Jovana Reisinger ist eine wohltuend unerschrockene Autorin, die sich seit 2020 in ihrer Kolumne »Bleeding Love« mit der Menstruation auseinandersetzt – und findet eine so klare wie wütend machende Antwort: »Die hat wohl ihre Tage« ist Synonym dafür, dass eine weiblich gelesene Person gerade unangenehm ist. Sie ist nervig, laut, unzumutbar und: »Diese Person erlebt offenbar etwas, was aus ihr zeitweise einen anderen Menschen macht.« Bluten als Anomalie, als das Andere, als ein Zustand, den es zu (ver)meiden gilt, da er der Irrationalität Tür und Tor öffnet.
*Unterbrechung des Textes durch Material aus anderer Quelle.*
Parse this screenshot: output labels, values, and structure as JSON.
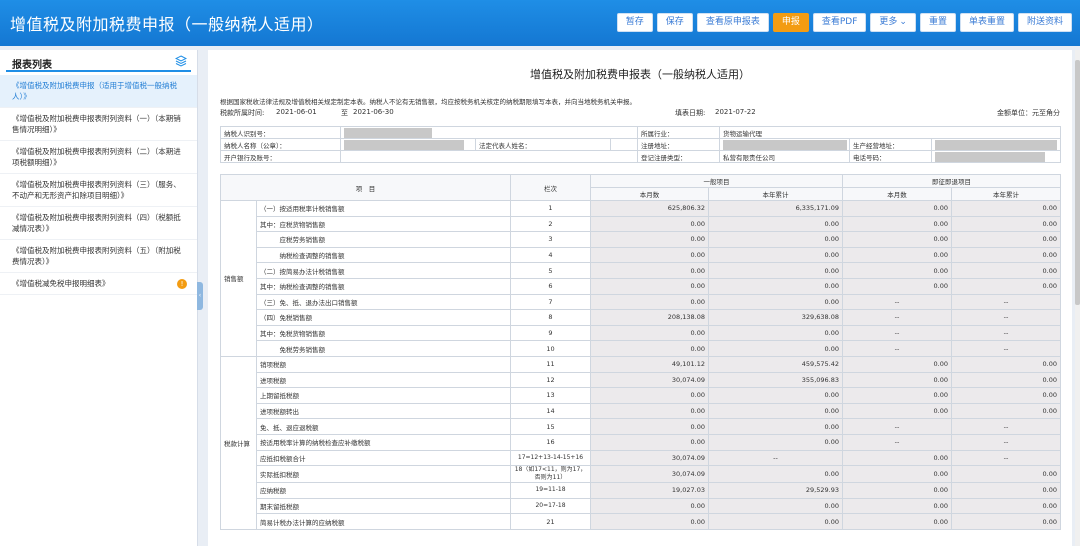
{
  "header": {
    "title": "增值税及附加税费申报（一般纳税人适用）",
    "buttons": [
      {
        "label": "暂存",
        "primary": false
      },
      {
        "label": "保存",
        "primary": false
      },
      {
        "label": "查看原申报表",
        "primary": false
      },
      {
        "label": "申报",
        "primary": true
      },
      {
        "label": "查看PDF",
        "primary": false
      },
      {
        "label": "更多",
        "primary": false,
        "caret": true
      },
      {
        "label": "重置",
        "primary": false
      },
      {
        "label": "单表重置",
        "primary": false
      },
      {
        "label": "附送资料",
        "primary": false
      }
    ]
  },
  "sidebar": {
    "title": "报表列表",
    "items": [
      {
        "label": "《增值税及附加税费申报（适用于增值税一般纳税人）》",
        "active": true
      },
      {
        "label": "《增值税及附加税费申报表附列资料（一）（本期销售情况明细）》",
        "active": false
      },
      {
        "label": "《增值税及附加税费申报表附列资料（二）（本期进项税额明细）》",
        "active": false
      },
      {
        "label": "《增值税及附加税费申报表附列资料（三）（服务、不动产和无形资产扣除项目明细）》",
        "active": false
      },
      {
        "label": "《增值税及附加税费申报表附列资料（四）（税额抵减情况表）》",
        "active": false
      },
      {
        "label": "《增值税及附加税费申报表附列资料（五）（附加税费情况表）》",
        "active": false
      },
      {
        "label": "《增值税减免税申报明细表》",
        "active": false,
        "badge": "!"
      }
    ]
  },
  "document": {
    "title": "增值税及附加税费申报表（一般纳税人适用）",
    "note": "根据国家税收法律法规及增值税相关规定制定本表。纳税人不论有无销售额，均应按税务机关核定的纳税期限填写本表，并向当地税务机关申报。",
    "period_label": "税款所属时间:",
    "period_from": "2021-06-01",
    "period_to_label": "至",
    "period_to": "2021-06-30",
    "fill_date_label": "填表日期:",
    "fill_date": "2021-07-22",
    "unit": "金额单位：元至角分",
    "info": {
      "taxpayer_id_label": "纳税人识别号：",
      "industry_label": "所属行业：",
      "industry": "货物运输代理",
      "name_label": "纳税人名称（公章）：",
      "legal_rep_label": "法定代表人姓名：",
      "reg_address_label": "注册地址：",
      "biz_address_label": "生产经营地址：",
      "bank_label": "开户银行及账号：",
      "reg_type_label": "登记注册类型：",
      "reg_type": "私营有限责任公司",
      "phone_label": "电话号码："
    },
    "columns": {
      "item": "项　目",
      "line": "栏次",
      "general": "一般项目",
      "immediate": "即征即退项目",
      "month": "本月数",
      "ytd": "本年累计"
    },
    "groups": [
      {
        "name": "销售额",
        "rows": [
          {
            "item": "（一）按适用税率计税销售额",
            "line": "1",
            "v": [
              "625,806.32",
              "6,335,171.09",
              "0.00",
              "0.00"
            ]
          },
          {
            "item": "其中：应税货物销售额",
            "line": "2",
            "v": [
              "0.00",
              "0.00",
              "0.00",
              "0.00"
            ]
          },
          {
            "item": "　　　应税劳务销售额",
            "line": "3",
            "v": [
              "0.00",
              "0.00",
              "0.00",
              "0.00"
            ]
          },
          {
            "item": "　　　纳税检查调整的销售额",
            "line": "4",
            "v": [
              "0.00",
              "0.00",
              "0.00",
              "0.00"
            ]
          },
          {
            "item": "（二）按简易办法计税销售额",
            "line": "5",
            "v": [
              "0.00",
              "0.00",
              "0.00",
              "0.00"
            ]
          },
          {
            "item": "其中：纳税检查调整的销售额",
            "line": "6",
            "v": [
              "0.00",
              "0.00",
              "0.00",
              "0.00"
            ]
          },
          {
            "item": "（三）免、抵、退办法出口销售额",
            "line": "7",
            "v": [
              "0.00",
              "0.00",
              "--",
              "--"
            ]
          },
          {
            "item": "（四）免税销售额",
            "line": "8",
            "v": [
              "208,138.08",
              "329,638.08",
              "--",
              "--"
            ]
          },
          {
            "item": "其中：免税货物销售额",
            "line": "9",
            "v": [
              "0.00",
              "0.00",
              "--",
              "--"
            ]
          },
          {
            "item": "　　　免税劳务销售额",
            "line": "10",
            "v": [
              "0.00",
              "0.00",
              "--",
              "--"
            ]
          }
        ]
      },
      {
        "name": "税款计算",
        "rows": [
          {
            "item": "销项税额",
            "line": "11",
            "v": [
              "49,101.12",
              "459,575.42",
              "0.00",
              "0.00"
            ]
          },
          {
            "item": "进项税额",
            "line": "12",
            "v": [
              "30,074.09",
              "355,096.83",
              "0.00",
              "0.00"
            ]
          },
          {
            "item": "上期留抵税额",
            "line": "13",
            "v": [
              "0.00",
              "0.00",
              "0.00",
              "0.00"
            ]
          },
          {
            "item": "进项税额转出",
            "line": "14",
            "v": [
              "0.00",
              "0.00",
              "0.00",
              "0.00"
            ]
          },
          {
            "item": "免、抵、退应退税额",
            "line": "15",
            "v": [
              "0.00",
              "0.00",
              "--",
              "--"
            ]
          },
          {
            "item": "按适用税率计算的纳税检查应补缴税额",
            "line": "16",
            "v": [
              "0.00",
              "0.00",
              "--",
              "--"
            ]
          },
          {
            "item": "应抵扣税额合计",
            "line": "17=12+13-14-15+16",
            "v": [
              "30,074.09",
              "--",
              "0.00",
              "--"
            ]
          },
          {
            "item": "实际抵扣税额",
            "line": "18（如17<11，则为17，否则为11）",
            "v": [
              "30,074.09",
              "0.00",
              "0.00",
              "0.00"
            ]
          },
          {
            "item": "应纳税额",
            "line": "19=11-18",
            "v": [
              "19,027.03",
              "29,529.93",
              "0.00",
              "0.00"
            ]
          },
          {
            "item": "期末留抵税额",
            "line": "20=17-18",
            "v": [
              "0.00",
              "0.00",
              "0.00",
              "0.00"
            ]
          },
          {
            "item": "简易计税办法计算的应纳税额",
            "line": "21",
            "v": [
              "0.00",
              "0.00",
              "0.00",
              "0.00"
            ]
          }
        ]
      }
    ]
  }
}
Es mag überraschen, aber trotz einer wahren Flut an Publikationen zum Thema in den letzten Jahren halten sich nach wie vor zahlreiche Mythen rund um die Menstruation. Das ist deswegen so tragisch, weil sie einen grundlegenden Einfluss hat auf die Art, wie die Hälfte der Weltbevölkerung lebt. Höchste Zeit also, die Menstruation dem abgedunkelten Schambereich zu entreißen und Tacheles zu reden: über hormonelle Schwankungen und die Folgen auf das Leistungsvermögen; über nicht totzukriegenden Aberglauben und gesundheitsgefährdende Geringschätzung; über die strukturelle Ungerechtigkeit bei Preisen für Hygieneprodukte und internalisierten Frauenhass.
Reisinger, das zeigt sich in ihrem Text auf wunderbare und organische Weise, glaubt fest daran, dass echte Veränderung möglich ist, wenn Begriffe von Scham befreit und benannt werden und ihr widerständiges Potenzial gehoben wird: »Wenn man die Gesellschaft verändern will, muss man den Mainstream unterwandern. Daran klammere ich mich. Widersprüche aushalten. Wechselbeziehungen standhalten.« Sie ist sich sicher, dass wir die Menstruation anders sehen könnten als das, was sie uns heute ist: »Ein verwegener Flüssigkeitsverlust«. Sie selbst öffnet mit ihrem schmalen, aber gewichtigen Text das, was sie fordert: einen Resonanzraum, einen Diskurs auf Augenhöhe, eine schamlose Meditation über das Bluten.
—
Jovana Reisinger
Menstruation
Reclam, 100 S.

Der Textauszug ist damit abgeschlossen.